Top Page>JAEA R&D Review2016-17>1 Research and Development Related to the Accident at TEPCO’s Fukushima Daiichi NPS>1-10

**Fig.1-25 Schematic of a tool for evaluating air-dose rates**

Different radiocesium (^{134}Cs and ^{137}Cs)-activity concentrations (Bq/m^{3}) can be set for the blocks on the mesh. Conversion factors relate the activities to the air-dose rate (μSv/h) above the ground.

**Fig.1-26 Plot of radiocesium activity to dose-rate-conversion factors**

Relating air dose rate at the center (μSv/h) to radioactive cesium (Bq/m^{3}) within the blocks.

**Fig.1-27 Correlation of calculated and measured dose rates**

Comparison between calculated and measured values at about 80 sites in Fukushima Prefecture.

Massive amounts of radioactive cesium (^{134}Cs and ^{137}Cs) were released during the accident at the TEPCO’s Fukushima Daiichi NPS in 2011. ^{137}Cs will remain in the environment for a long time owing to its 30-year half-life. These isotopes migrate horizontally and vertically owing to disturbances by decontamination, typhoons, penetration of rain into the ground, and so on. Understanding the relationship between the distribution of radioactive cesium and the air-dose rate in realistic situations is not easy. Therefore, we developed a tool to evaluate complex three-dimensional distributions of radioactive cesium and calculate dose rates (Fig.1-25).

Using this tool, we divide the ground up into 10 million blocks of soil. The ^{134}Cs- and ^{137}Cs-radioactivity amounts are given by measurements, simulations of surface-soil transport, and the like and are set individually for each block. This precise setting of the radioactive-cesium distribution enables accurate evaluation. Conversion factors for calculating the air-dose rate were evaluated by PHITS, the Monte Carlo transport-simulation code developed by JAEA. Using a supercomputer, an accurate calculation was attained over a short calculation time. An example of the conversion factors is shown in Fig.1-26, which converts from ^{137}Cs 1 Bq/m^{3} on the blocks’ surfaces to the air-dose rate at 1 m above the surface.

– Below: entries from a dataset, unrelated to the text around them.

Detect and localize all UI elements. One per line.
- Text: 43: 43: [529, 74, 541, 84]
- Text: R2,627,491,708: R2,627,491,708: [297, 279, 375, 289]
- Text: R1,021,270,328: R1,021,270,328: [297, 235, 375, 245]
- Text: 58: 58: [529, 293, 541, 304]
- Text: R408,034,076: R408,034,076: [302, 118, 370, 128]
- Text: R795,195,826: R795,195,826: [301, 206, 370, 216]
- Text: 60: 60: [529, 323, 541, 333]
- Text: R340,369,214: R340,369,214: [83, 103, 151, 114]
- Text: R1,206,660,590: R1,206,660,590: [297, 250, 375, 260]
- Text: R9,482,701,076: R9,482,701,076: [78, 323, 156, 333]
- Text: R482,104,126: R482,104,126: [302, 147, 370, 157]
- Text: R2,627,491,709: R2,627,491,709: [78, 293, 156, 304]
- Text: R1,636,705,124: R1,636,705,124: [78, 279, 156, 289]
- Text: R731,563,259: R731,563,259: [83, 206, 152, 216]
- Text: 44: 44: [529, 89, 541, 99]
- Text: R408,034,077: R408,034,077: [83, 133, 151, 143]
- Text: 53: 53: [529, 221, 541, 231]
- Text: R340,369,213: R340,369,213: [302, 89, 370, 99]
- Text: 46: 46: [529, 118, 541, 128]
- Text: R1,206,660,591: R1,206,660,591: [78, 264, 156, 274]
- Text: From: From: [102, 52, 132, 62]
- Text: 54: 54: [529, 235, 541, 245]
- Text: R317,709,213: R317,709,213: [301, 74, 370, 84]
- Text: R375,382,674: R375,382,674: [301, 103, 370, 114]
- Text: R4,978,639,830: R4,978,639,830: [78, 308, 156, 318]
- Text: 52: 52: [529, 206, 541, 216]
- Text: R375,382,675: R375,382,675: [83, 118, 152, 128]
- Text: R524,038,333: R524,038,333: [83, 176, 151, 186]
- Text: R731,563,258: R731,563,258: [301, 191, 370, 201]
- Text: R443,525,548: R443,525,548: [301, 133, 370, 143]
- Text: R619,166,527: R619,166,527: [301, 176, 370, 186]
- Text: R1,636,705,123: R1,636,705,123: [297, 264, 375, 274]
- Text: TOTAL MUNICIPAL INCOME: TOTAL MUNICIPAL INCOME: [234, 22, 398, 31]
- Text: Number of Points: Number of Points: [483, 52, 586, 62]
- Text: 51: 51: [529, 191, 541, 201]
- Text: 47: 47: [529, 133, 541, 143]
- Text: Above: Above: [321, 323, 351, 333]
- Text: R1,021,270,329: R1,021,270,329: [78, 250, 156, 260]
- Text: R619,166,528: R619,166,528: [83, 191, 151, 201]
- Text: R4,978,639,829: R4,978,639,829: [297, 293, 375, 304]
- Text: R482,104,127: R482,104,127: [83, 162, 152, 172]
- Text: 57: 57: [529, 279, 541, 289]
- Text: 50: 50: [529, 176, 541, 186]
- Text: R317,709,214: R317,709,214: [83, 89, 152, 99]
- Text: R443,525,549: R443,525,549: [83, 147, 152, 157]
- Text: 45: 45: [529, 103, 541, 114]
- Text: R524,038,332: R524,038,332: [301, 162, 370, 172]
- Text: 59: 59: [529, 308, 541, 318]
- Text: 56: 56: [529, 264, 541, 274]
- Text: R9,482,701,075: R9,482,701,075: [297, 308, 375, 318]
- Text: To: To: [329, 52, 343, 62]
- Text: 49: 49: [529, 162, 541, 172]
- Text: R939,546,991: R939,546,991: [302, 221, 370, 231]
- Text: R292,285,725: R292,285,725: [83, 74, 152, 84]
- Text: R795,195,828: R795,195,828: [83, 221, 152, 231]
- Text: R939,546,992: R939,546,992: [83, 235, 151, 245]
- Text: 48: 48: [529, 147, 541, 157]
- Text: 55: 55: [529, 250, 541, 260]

We tested the tool using the soil-activity and dose-rate measurements at about 80 different locations in Fukushima Prefecture, including rice paddies, fields, and parks. It was verified that the tool gave realistic predictions for the actual dose rates (Fig.1-27).

The tool is applicable for numerous purposes, e.g., choosing the best remediation method and evaluating the change in air-dose rates before and after typhoons that move the surface soil. It is also being used to understand how dose rates in the Prefecture are influenced over time by radioactive decay and seepage deeper into soil.